The bill passed both the House of Representative and the Senate on a voice vote. In a voice vote, now members of Congress's votes are not recorded. The Senate and House both cleared the legislation by unanimous consent, taking only ten seconds in the Senate and 14 seconds in the House of consideration to pass. The bill represents a major blow to government transparency, according to government watchdog groups.

The bill modifies the Stop Trading on Congressional Knowledge (STOCK) Act, a law passed to combat insider trading. The bill effectively repeals a provision that requires financial disclosure forms to posted online into a searchable database in order to be easily assessed. Proponents of repealing the measure argued that it would increase the risk of identify theft and other crimes against disclosures as well as security concerns for the government.

But such disclosure forms are technically already available to the public. Without the provision, the forms must be requested individually from government agencies. The Center for Responsive Politics and the Sunlight Foundation, two pro-government transparency organizations harshly criticized the bill. Lisa Rosenberg of the Sunlight Foundation said of the move, "The result: More corruption and less trust in government."

Dan Auble of the Center for Responsive Politics said of the bill,

"Without the provisions, the STOCK act is made toothless.
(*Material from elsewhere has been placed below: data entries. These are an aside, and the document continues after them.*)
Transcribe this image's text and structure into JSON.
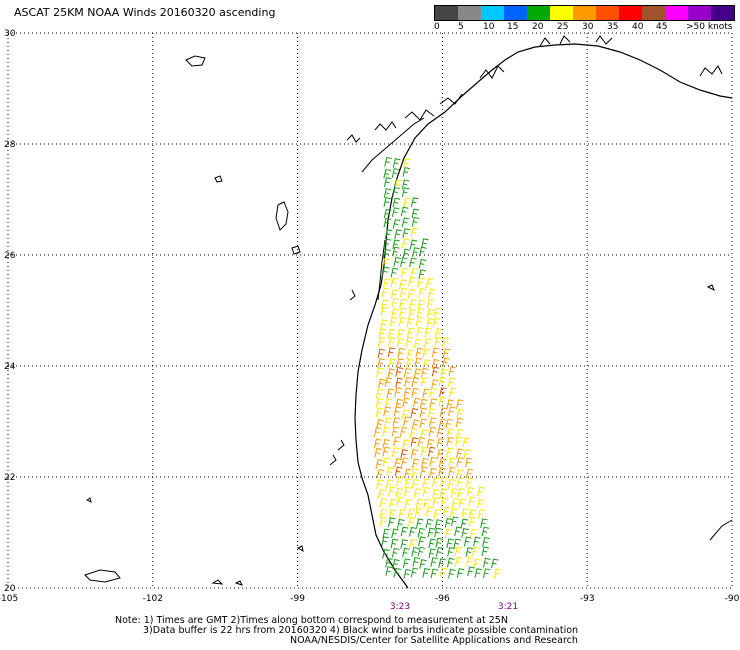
{
  "title": "ASCAT 25KM NOAA Winds 20160320 ascending",
  "colorbar": {
    "colors": [
      "#444444",
      "#888888",
      "#00c8ff",
      "#0064ff",
      "#00aa00",
      "#ffff00",
      "#ff9900",
      "#ff5000",
      "#ff0000",
      "#a0522d",
      "#ff00ff",
      "#9900cc",
      "#440088"
    ],
    "tick_labels": [
      "0",
      "5",
      "10",
      "15",
      "20",
      "25",
      "30",
      "35",
      "40",
      "45",
      ">50 knots"
    ]
  },
  "axes": {
    "lon_labels": [
      "-105",
      "-102",
      "-99",
      "-96",
      "-93",
      "-90"
    ],
    "lat_labels": [
      "30",
      "28",
      "26",
      "24",
      "22",
      "20"
    ]
  },
  "pass_times": [
    "3:23",
    "3:21"
  ],
  "notes": {
    "line1": "Note: 1) Times are GMT 2)Times along bottom correspond to measurement at 25N",
    "line2": "3)Data buffer is 22 hrs from 20160320 4) Black wind barbs indicate possible contamination",
    "line3": "NOAA/NESDIS/Center for Satellite Applications and Research"
  },
  "wind_swath": {
    "lat_range": [
      20,
      27.6
    ],
    "zones": [
      {
        "lat_from": 25.5,
        "lat_to": 27.6,
        "color": "green",
        "speed_knots": 15
      },
      {
        "lat_from": 24.2,
        "lat_to": 25.5,
        "color": "yellow",
        "speed_knots": 20
      },
      {
        "lat_from": 22.0,
        "lat_to": 24.2,
        "color": "orange",
        "speed_knots": 25
      },
      {
        "lat_from": 21.2,
        "lat_to": 22.0,
        "color": "yellow",
        "speed_knots": 20
      },
      {
        "lat_from": 20.0,
        "lat_to": 21.2,
        "color": "green",
        "speed_knots": 15
      }
    ]
  }
}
Insider trading by members of Congress and federal employees is still prohibited, but the ability of watchdog groups to verify that Congress is following its own rules is severely limited because these records could still be filed on paper  an unacceptably outdated practice that limits the public's access.

This is not true disclosure."

The bill does not completely gut the STOCK Act. Federal workers would still be required to report securities trades over a $1,000 threshold within 45 days and make them available to the public. The president, vice president, members of Congress, candidates for Congress, Cabinet members, and deputy secretaries are still required to post financial transactions online. However the searchable database was killed along with the requirements that federal employees post transactions. 

However the searchable database was considered by some to be the most effective part of the act. Melanie Sloan of Citizens for Responsibility Ethics in Washington said that, "by getting rid of the online disclosure they get rid of the only effective part. It’s almost a useless act."

Rather than reforming the act to address privacy concerns, Congress just decided to get rid of those requirements entirely. The approach is known as "security through obscurity," the idea being that by making the system difficult, people who want to engage in malicious acts will be discouraged from accessing the information. The drawbacks of such a system are immediately obvious, as a criminal simply needs to be dedicated enough to go through the system in order to gain the information they desire.

The STOCK Act has already been criticized for being incomplete. In 2012, a loophole in the STOCK Act was discovered that could have allowed family members of lawmakers to still profit from inside information, which was promptly corrected. No word if they will fix other efforts at weakening the act soon.